And the birds at which the geisha points. . . ? “Thirteen Ways of Looking at a Blackbird?” To the point. We could never agree on values.
The Two Corbies? And throw in Ted Hughes’s pugnacious Crow? Perhaps so, but I won’t draw straws. An illusion for every allusion, and where’s yesterday’s snow?
I lean upon my staff and study my mountain. I wish to make it to as many of my stations as possible before ordering the confrontation. Is that not fair? Twenty-four ways of looking at Mt. Fuji. It struck me that it would be good to take one thing in life and regard it from many viewpoints, as a focus for my being, and perhaps as a penance for alternatives missed.
Kit, I am coming, as you once asked of me, but by my own route and for my own reasons. I wish that I did not have to, but you have deprived me of a real choice in this matter. Therefore, my action is not truly my own, but yours. I am become then your own hand turned against you, representative of a kind of cosmic aikido.
I make my way through town after dark, choosing only dark streets where the businesses are shut down. That way I am safe. When I must enter town I always find a protected spot for the day and do my traveling on these streets at night.
I find a small restaurant on the corner of such a one and I take my dinner there.
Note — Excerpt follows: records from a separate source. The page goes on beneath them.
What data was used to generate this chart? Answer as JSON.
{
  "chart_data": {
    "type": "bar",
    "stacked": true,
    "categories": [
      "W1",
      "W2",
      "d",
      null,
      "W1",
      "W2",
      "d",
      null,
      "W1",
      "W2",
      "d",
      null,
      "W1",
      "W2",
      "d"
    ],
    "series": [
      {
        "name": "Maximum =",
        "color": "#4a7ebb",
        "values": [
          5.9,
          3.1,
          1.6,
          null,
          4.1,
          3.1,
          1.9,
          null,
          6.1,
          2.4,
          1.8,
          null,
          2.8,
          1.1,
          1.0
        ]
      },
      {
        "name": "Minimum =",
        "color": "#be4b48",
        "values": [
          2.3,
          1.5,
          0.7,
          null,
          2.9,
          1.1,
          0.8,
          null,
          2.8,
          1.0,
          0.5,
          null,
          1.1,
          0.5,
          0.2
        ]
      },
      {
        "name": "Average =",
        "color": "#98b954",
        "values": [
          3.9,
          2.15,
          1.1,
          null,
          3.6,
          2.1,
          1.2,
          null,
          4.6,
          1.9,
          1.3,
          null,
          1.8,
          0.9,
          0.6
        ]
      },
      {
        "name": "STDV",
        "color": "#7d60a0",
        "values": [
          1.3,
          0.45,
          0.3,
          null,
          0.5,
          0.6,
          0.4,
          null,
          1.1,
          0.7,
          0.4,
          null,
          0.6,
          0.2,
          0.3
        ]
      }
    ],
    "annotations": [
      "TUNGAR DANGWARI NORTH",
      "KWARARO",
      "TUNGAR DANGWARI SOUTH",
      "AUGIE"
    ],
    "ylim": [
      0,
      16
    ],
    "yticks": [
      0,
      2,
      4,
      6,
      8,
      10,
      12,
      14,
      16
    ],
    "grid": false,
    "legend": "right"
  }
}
It is a noisy place but the food is good. I also take my medicine, and a little sake.
Afterward, I indulge in the luxury of walking rather than take a taxi. I’ve a long way to go, but the night is clear and star-filled and the air is pleasant.
I walk for the better part of ten minutes, listening to the sounds of traffic, music from some distant radio or tape deck, a cry from another street, the wind passing high above me and rubbing its rough fur upon the sides of buildings.
Then I feel a sudden ionization in the air.